A new study shows that people with an optimistic attitude towards life have a nearly doubled chance of having a healthy heart at an old age. The study analyzed data about more than 5,000 adults who were scrutinized over an 11-year-long period.
Authors of the study found in those people a link between optimism and considerably increased chance of maintaining an ideal heart health until old age.
Individuals with the highest levels of optimism have twice the odds of being in ideal cardiovascular health compared to their more pessimistic counterparts. This association remains significant, even after adjusting for socio-demographic characteristics and poor mental health,”
said Rosalba Hernandez, lead author of the study and social work researcher at the University of Illinois.
Study participants got their blood pressure, body mass index (BMI), blood glucose and cholesterol levels tested. They were also questioned about their diet and whether they use to smoke. All those tests were required to asses their true heart condition.
The American Heart Association (AHA) also recommends those parameters to be taken into consideration when evaluating somebody’s heart health. AHA has even conducted a public campaign called “Life’s Simple 7” (LS 7) to raise awareness about the necessity of those tests among adult Americans.
In their study, researchers used the parameters recommended by the American Heart Association and allocated 0, 1 or 2 points to each one of them. Zero represented “poor”, 1 represented “intermediate,” while 2 marked an “ideal” score. These scores were later totaled into a total health score. The total health score ranged from 0 to 14. Fourteen marked the best health score an individual could get.
During the study, researchers also assessed mental health, optimism and fitness level in the study participants who were older than 45. The assessment was made based on participants’ statements and reported medical records.

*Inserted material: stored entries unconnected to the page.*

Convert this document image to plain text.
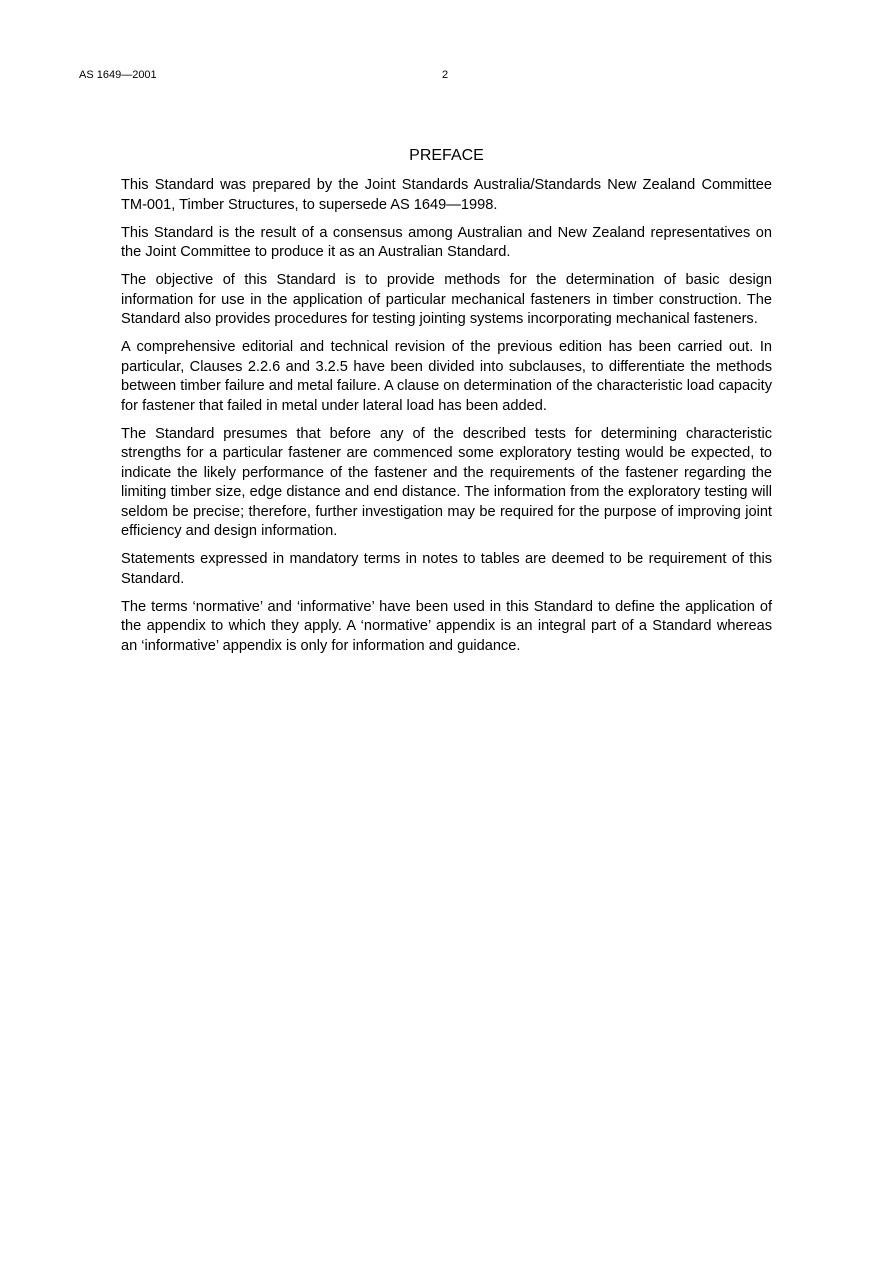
AS 1649—2001	2
PREFACE

This Standard was prepared by the Joint Standards Australia/Standards New Zealand Committee TM-001, Timber Structures, to supersede AS 1649—1998.

This Standard is the result of a consensus among Australian and New Zealand representatives on the Joint Committee to produce it as an Australian Standard.

The objective of this Standard is to provide methods for the determination of basic design information for use in the application of particular mechanical fasteners in timber construction. The Standard also provides procedures for testing jointing systems incorporating mechanical fasteners.

A comprehensive editorial and technical revision of the previous edition has been carried out. In particular, Clauses 2.2.6 and 3.2.5 have been divided into subclauses, to differentiate the methods between timber failure and metal failure. A clause on determination of the characteristic load capacity for fastener that failed in metal under lateral load has been added.

The Standard presumes that before any of the described tests for determining characteristic strengths for a particular fastener are commenced some exploratory testing would be expected, to indicate the likely performance of the fastener and the requirements of the fastener regarding the limiting timber size, edge distance and end distance. The information from the exploratory testing will seldom be precise; therefore, further investigation may be required for the purpose of improving joint efficiency and design information.

Statements expressed in mandatory terms in notes to tables are deemed to be requirement of this Standard.

The terms ‘normative’ and ‘informative’ have been used in this Standard to define the application of the appendix to which they apply. A ‘normative’ appendix is an integral part of a Standard whereas an ‘informative’ appendix is only for information and guidance.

Scientists found that the total health scores were proportional to participants’ levels of optimism. The most optimistic people had a 50 to 75 percent increased chance to get into the intermediate or ideal total health scores.
So, optimists had a double chance to have an ideal heart health, or at least and intermediate one. Factors such as age, race, education and income were also taken into account.
Optimistic people had also better cholesterol and blood sugar levels than their more pessimistic peers. Optimists were also more physically fit, had a lower body mass index level and were less willing to smoke.
The study that found a link between optimism and ideal heart health later in life will get published in the January/February 2015 issue of the journal Health Behavior and Policy Review.